Mr Isles said a straightforward analysis of available data suggested that confirmed active cases in Australia are hugely under-reported.
“The focus in the media has been on three key data points around COVID-19: deaths, confirmed and active cases,” he said.
“We need to talk more about estimates and monitoring of community infection. Those risks need to be better understood before authorities decide when and how to relax current restrictions, an issue looming large for policymakers.
“Noting there are a lot more people with COVID-19 than there are confirmed cases, the public needs to be aware of the need for greater vigilance.”
Actuaries Institute chief executive Elayne Grace said the institute had established a working group to help advise its professional members, industry and policymakers seeking to understand the impact of the virus on our society and economy.
“We are looking at community health aspects, but also how the virus impacts business sectors as diverse as health, insurance and superannuation …
“The Actuaries Institute working group will also undertake assessments and approaches that can help governments and other groups manage Australia’s eventual end to this lockdown period and ensure the impacts are as limited as possible.”
Mr Isles said that while the modelling was simple, “the key point is that the reported data is an order of magnitude less than the actual data”.
He said his model was based on a number of authoritative sources including the Department of Health and the World Health Organisation (WHO).
Australian Department of Health data showed 330,000 people had been tested for COVID-19 at 9 April. At that time, there were 6103 confirmed cases, 51 deaths and 2987 recoveries.
The median age of death was 79, the median age of cases 47, and most cases were acquired overseas.
Mr Isles also used WHO data that tracked time lapses from the onset to recovery in various scenarios, including mild and severe cases. He said he used Australia-wide data covering 9 April statistics, plus rate of population testing, number of positive results and recovery and fatality rates.
He explained that using a constant carrier mortality rate and a constant time frame from infection to death allowed modellers to infer new carriers at a point in time. Applying a carrier mortality rate estimate of 0.5 per cent to the data on Australian COVID-19 deaths suggests there may have been around 400 new carriers per day in the week to 12 March, and 800 per day in the week to 19 March. This means it was likely that there were around 10,000 carriers by 19 March, and more than 20,000 carriers by 9 April.

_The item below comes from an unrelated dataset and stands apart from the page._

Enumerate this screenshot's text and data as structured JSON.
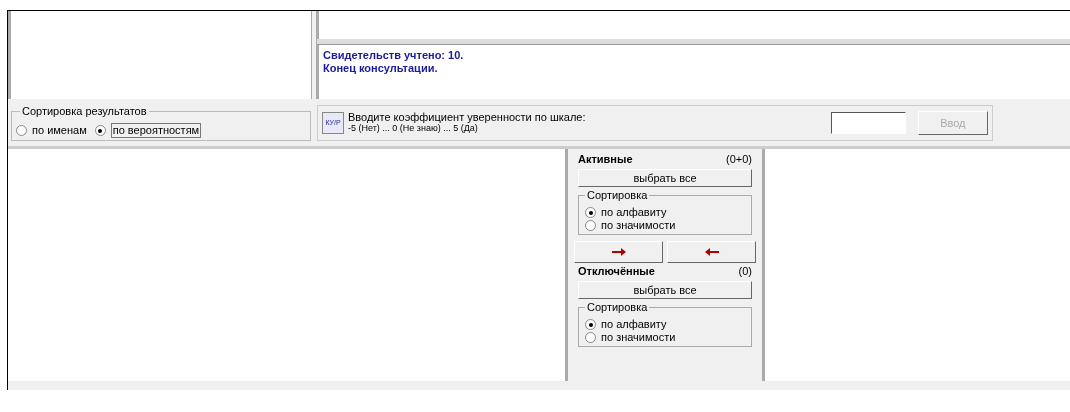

“With access to more granular data, particularly around the demographics of those tested and the dynamics of viral transmission, these estimates could be improved,” he said.
“For COVID-19 we have a sample of 330,000 people tested, which is over one per cent of the population. It is reasonable for the public to expect to be provided with health experts’ estimates of community infection rather than focusing purely on confirmed cases.”
The Actuaries Institute’s COVID-19 Working Group involves a core group of 13 actuaries, supported by a further 50 actuaries working on a wide range of issues, advising business leaders, regulators and policymakers.